New edition of this classic set of funk and soul from Chicago's legendary Chess Records. CD comes in new deluxe hardback card case edition and perfect bound booklet, 2xLP comes on heavyweight loud vinyl with with full accompanying sleevenotes.
Soul Jazz Records latest release features classic and rare electric blues, funk and psychedelic soul music recorded in Chicago in the 1960s.
Chess Records, the infamous soul, blues and jazz powerhouse record company in Chicago was, in the 1960s, one of the main rivals to Motown in neighbouring Detroit and Atlantic Records in New York in its relentless charting of black music in the US charts. Owned by Leonard and Phil Chess, two Polish immigrants, the label brought Chicago’s urban black music to the masses on a huge scale.
Later Leonard’s son Marshall took the label in new directions, first by courting rock artists such as the Rolling Stones to record at the studios and then in the late 60s releasing genre defying radical psychedelic and experimental rock and funk releases by blues legends Muddy Waters, Howlin’ Wolf and the progressive Rotary Connection, featuring a young vocalist Minnie Riperton, originally a secretary at the company.
After the closing of Chess in the 1970s, Marshall went on to launch Rolling Stones Records with the legendary group.
The label was recently the subject of two Hollywood films, ‘Who Do You Love’ and 'Cadillac Records', as well as both a BBC4 television documentary and a four-part BBC6 radio documentary celebrating the story of this amazing independent label that took on the mighty giants of soul music in the 1960s.
This hardback CD edition showcases a stunning selection of the radical funk, psychedelic soul, rock and jazz tracks recorded for Chess mostly under the production of the genius composer arranger Charles Stepney or Richard Evans and the direction of Marshall Chess. Stepney would later become partners with Maurice White producing seminal Earth, Wind and Fire albums in the 1970s. White was both founder of E,W and F and pert of the regular in-house players at Chess in the 1960s (as a drummer).
Other regulars included the crack team of Pete Cosey (who later played with Miles Davis), Louis Saterrsfield (another future E,W and F member) and Phil Upchurch. Chess's position on the south side of Chicago led to many musical connections with the jazz scene of the AACM, a link that continued even though the music released on the label was solidly dance-led throughout.

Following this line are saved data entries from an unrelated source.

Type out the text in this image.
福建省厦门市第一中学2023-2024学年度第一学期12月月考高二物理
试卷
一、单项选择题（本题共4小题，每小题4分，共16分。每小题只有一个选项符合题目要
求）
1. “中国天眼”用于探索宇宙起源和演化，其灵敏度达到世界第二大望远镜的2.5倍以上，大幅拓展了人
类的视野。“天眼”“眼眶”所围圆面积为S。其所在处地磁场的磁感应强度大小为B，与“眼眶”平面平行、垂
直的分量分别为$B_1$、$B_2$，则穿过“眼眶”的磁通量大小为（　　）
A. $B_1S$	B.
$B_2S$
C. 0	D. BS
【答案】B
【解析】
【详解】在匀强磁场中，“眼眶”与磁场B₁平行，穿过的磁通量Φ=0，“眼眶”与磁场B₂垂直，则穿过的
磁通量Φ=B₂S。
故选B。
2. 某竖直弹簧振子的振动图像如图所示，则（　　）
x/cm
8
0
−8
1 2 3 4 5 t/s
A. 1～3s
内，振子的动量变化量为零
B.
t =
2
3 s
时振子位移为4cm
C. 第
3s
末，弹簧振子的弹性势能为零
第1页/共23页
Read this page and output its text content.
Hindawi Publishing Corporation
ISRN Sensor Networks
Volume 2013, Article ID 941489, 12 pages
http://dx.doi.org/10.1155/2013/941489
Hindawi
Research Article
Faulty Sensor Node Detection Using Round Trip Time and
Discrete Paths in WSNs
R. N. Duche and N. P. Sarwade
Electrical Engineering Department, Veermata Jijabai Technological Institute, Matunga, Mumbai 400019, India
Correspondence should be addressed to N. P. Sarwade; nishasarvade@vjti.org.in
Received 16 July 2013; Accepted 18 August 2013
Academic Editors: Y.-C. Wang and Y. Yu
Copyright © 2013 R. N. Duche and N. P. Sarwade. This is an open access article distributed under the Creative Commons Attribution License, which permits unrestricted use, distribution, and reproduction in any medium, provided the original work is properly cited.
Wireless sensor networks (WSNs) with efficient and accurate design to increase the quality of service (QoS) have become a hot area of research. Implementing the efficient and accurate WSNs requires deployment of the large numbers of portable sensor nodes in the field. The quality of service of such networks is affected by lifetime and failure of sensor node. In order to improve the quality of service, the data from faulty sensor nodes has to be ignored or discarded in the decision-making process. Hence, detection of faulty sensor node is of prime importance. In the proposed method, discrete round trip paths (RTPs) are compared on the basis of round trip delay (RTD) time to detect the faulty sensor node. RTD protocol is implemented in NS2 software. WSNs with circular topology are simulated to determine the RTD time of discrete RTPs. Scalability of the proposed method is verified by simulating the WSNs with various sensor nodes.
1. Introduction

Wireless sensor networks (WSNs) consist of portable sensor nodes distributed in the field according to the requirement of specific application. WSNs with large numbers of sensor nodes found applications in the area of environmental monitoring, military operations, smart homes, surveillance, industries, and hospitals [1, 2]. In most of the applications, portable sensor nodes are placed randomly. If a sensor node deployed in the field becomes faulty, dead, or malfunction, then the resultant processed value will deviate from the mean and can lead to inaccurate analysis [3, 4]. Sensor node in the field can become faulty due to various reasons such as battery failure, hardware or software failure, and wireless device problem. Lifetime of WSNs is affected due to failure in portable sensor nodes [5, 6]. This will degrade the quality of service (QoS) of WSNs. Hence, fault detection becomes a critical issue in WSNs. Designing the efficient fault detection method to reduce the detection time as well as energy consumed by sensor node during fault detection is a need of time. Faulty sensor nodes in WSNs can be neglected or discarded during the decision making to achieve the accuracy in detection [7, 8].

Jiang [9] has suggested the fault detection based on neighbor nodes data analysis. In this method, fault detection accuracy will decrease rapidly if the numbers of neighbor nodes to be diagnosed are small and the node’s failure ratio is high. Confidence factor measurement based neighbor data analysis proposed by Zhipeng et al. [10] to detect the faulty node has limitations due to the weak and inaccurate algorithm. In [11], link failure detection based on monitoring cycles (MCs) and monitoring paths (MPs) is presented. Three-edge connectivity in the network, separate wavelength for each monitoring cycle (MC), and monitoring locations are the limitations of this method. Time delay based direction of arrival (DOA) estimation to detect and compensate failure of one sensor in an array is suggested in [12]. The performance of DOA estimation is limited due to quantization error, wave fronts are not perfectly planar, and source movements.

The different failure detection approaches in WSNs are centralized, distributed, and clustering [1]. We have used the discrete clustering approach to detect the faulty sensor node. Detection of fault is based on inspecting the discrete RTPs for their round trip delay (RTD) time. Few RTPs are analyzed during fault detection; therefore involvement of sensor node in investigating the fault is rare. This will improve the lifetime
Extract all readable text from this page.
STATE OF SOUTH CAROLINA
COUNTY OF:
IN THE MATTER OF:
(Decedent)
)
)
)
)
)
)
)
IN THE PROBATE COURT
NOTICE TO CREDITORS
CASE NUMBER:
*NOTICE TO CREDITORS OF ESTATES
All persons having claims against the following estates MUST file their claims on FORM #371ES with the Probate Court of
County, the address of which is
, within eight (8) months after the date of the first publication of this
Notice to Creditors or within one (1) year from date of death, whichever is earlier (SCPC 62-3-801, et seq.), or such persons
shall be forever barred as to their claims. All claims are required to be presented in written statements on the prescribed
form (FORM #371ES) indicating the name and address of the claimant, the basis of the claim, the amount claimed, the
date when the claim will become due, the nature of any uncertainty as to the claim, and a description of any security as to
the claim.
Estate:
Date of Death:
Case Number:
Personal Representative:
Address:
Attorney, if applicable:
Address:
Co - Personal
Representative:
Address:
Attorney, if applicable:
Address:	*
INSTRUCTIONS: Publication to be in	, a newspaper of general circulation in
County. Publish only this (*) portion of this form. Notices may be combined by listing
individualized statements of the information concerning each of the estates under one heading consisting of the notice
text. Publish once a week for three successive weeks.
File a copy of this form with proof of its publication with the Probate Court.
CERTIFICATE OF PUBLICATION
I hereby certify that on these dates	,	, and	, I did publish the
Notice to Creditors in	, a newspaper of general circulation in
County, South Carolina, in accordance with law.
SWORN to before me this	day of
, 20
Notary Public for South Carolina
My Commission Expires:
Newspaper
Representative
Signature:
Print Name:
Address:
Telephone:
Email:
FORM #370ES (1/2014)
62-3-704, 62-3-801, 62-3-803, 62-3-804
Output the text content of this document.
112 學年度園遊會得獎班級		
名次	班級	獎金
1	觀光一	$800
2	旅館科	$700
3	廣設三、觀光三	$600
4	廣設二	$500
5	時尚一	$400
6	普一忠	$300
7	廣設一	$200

THe album comes with a 40 page booklet featuring extensive social, cultural and historical text and info and exclusive photographs showing how Chess Records launched urban blues in south-side Chicago, then brought it to the American masses and then in the 1960s recorded and released a stunning array of black styles, music that was both progressive and yet rich in the cities black urban musical legacy, as they created hits on an almost daily basis.